We worry that insisting on this, even talking about this, makes us tiresome; that we’ll be perceived as complainers; that readers don’t want to hear this and in fact will not hear it. Mothers shouldn’t show the seams, or to stick with the metaphor, the driveway collapse. Working mothers, and in our specific context, mothers who are also artists, are made to feel especially silly about how motherhood impacts our work (yes, STILL), and therefore we try to complicate it in ways that sound artistically “interesting,” even to ourselves, all while collapsed on the driveway.
In response to this massive project in gaslighting, I point you to a 2015 study at the University of Arizona called “Who mothers mommy” about the importance of “unconditional acceptance” and “authenticity in relationships” in keeping moms grounded in their roles, which are, by the way, essential to society. There are reams of data about what moms should or shouldn’t do, what we do and don’t do, but there is “almost no attention to what mothers need to negotiate the inevitable challenges in sustaining ‘good enough parenting’ across decades.”
In short, we need to be mothered too, and not just by our own mothers. To be more specific, the psychologists summarized what they meant by “support” for mothers in two statements that are often only applied to, or seen as relevant to, healthy children:
“I feel seen and loved for the person I am at my core.”
“When I am deeply distressed, I feel comforted in the way I need it.”

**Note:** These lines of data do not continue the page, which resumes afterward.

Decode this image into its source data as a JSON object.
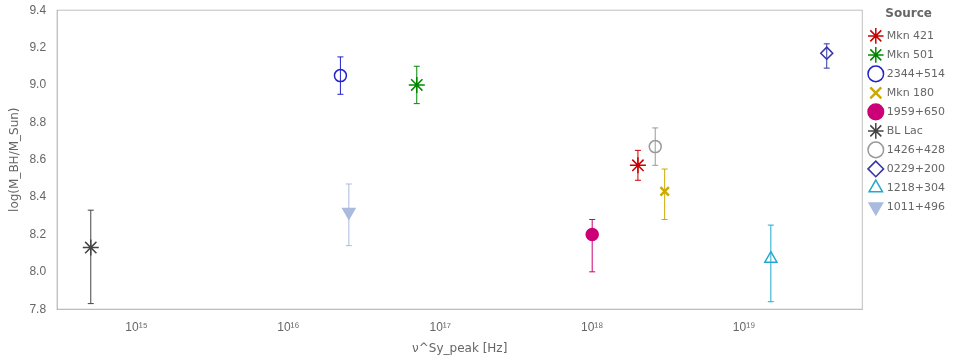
{
  "chart_data": {
    "type": "scatter",
    "xlabel": "ν^Sy_peak [Hz]",
    "ylabel": "log(M_BH/M_Sun)",
    "legend_title": "Source",
    "legend": "right",
    "grid": false,
    "log": "x",
    "xlim": [
      300000000000000.0,
      6e+19
    ],
    "xticks": [
      {
        "value": 1000000000000000.0,
        "label": "10¹⁵"
      },
      {
        "value": 1e+16,
        "label": "10¹⁶"
      },
      {
        "value": 1e+17,
        "label": "10¹⁷"
      },
      {
        "value": 1e+18,
        "label": "10¹⁸"
      },
      {
        "value": 1e+19,
        "label": "10¹⁹"
      }
    ],
    "ylim": [
      7.8,
      9.4
    ],
    "yticks": [
      7.8,
      {
        "value": 8,
        "label": "8.0"
      },
      8.2,
      8.4,
      8.6,
      8.8,
      {
        "value": 9,
        "label": "9.0"
      },
      9.2,
      9.4
    ],
    "series": [
      {
        "name": "Mkn 421",
        "color": "#cc0000",
        "marker": "star",
        "x": [
          2e+18
        ],
        "values": [
          8.57
        ],
        "yerr_lo": [
          0.08
        ],
        "yerr_hi": [
          0.08
        ]
      },
      {
        "name": "Mkn 501",
        "color": "#008800",
        "marker": "star",
        "x": [
          7e+16
        ],
        "values": [
          9.0
        ],
        "yerr_lo": [
          0.1
        ],
        "yerr_hi": [
          0.1
        ]
      },
      {
        "name": "2344+514",
        "color": "#2222cc",
        "marker": "circle-open",
        "x": [
          2.2e+16
        ],
        "values": [
          9.05
        ],
        "yerr_lo": [
          0.1
        ],
        "yerr_hi": [
          0.1
        ]
      },
      {
        "name": "Mkn 180",
        "color": "#ccaa00",
        "marker": "x",
        "x": [
          3e+18
        ],
        "values": [
          8.43
        ],
        "yerr_lo": [
          0.15
        ],
        "yerr_hi": [
          0.12
        ]
      },
      {
        "name": "1959+650",
        "color": "#cc0077",
        "marker": "circle",
        "x": [
          1e+18
        ],
        "values": [
          8.2
        ],
        "yerr_lo": [
          0.2
        ],
        "yerr_hi": [
          0.08
        ]
      },
      {
        "name": "BL Lac",
        "color": "#444444",
        "marker": "star",
        "x": [
          500000000000000.0
        ],
        "values": [
          8.13
        ],
        "yerr_lo": [
          0.3
        ],
        "yerr_hi": [
          0.2
        ]
      },
      {
        "name": "1426+428",
        "color": "#999999",
        "marker": "circle-open",
        "x": [
          2.6e+18
        ],
        "values": [
          8.67
        ],
        "yerr_lo": [
          0.1
        ],
        "yerr_hi": [
          0.1
        ]
      },
      {
        "name": "0229+200",
        "color": "#3333aa",
        "marker": "diamond-open",
        "x": [
          3.5e+19
        ],
        "values": [
          9.17
        ],
        "yerr_lo": [
          0.08
        ],
        "yerr_hi": [
          0.05
        ]
      },
      {
        "name": "1218+304",
        "color": "#22aacc",
        "marker": "triangle-up-open",
        "x": [
          1.5e+19
        ],
        "values": [
          8.07
        ],
        "yerr_lo": [
          0.23
        ],
        "yerr_hi": [
          0.18
        ]
      },
      {
        "name": "1011+496",
        "color": "#aabbdd",
        "marker": "triangle-down",
        "x": [
          2.5e+16
        ],
        "values": [
          8.32
        ],
        "yerr_lo": [
          0.18
        ],
        "yerr_hi": [
          0.15
        ]
      }
    ]
  }
}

Number 2 really landed for me, inducing the same feelings as the tweet about the woman dropping her cake and losing her shit in the driveway. Yes, I am (often) deeply distressed, and no, I do not (often) feel comforted in the way I need it, and when I do, it induces tears because the feeling is completely unfamiliar, and I immediately worry that I am too needy, not as strong as the world insists I must be, and will not be able to sufficiently repay whomever has done that caring.
Our cakedropper had a loving spouse (we imagine) who tenderly collected her from the driveway and led her inside, maybe gave her an Advil and put her in the bath. She also had a kind neighbor who saw her pain and didn’t judge her (we hope, though she did tweet the scene, my god) but empathized with her distress and stepped in to help her produce what she needed to produce--in this case, a new cake. She had a community that in that moment mothered her as she mothers, and I’d like to think she felt no shame for accepting that care, needing that care, wanting that care, even asking for that care. “Normalize crying in the driveway,” Joanna emailed. “Normalize being carried inside and someone making you a new cake.”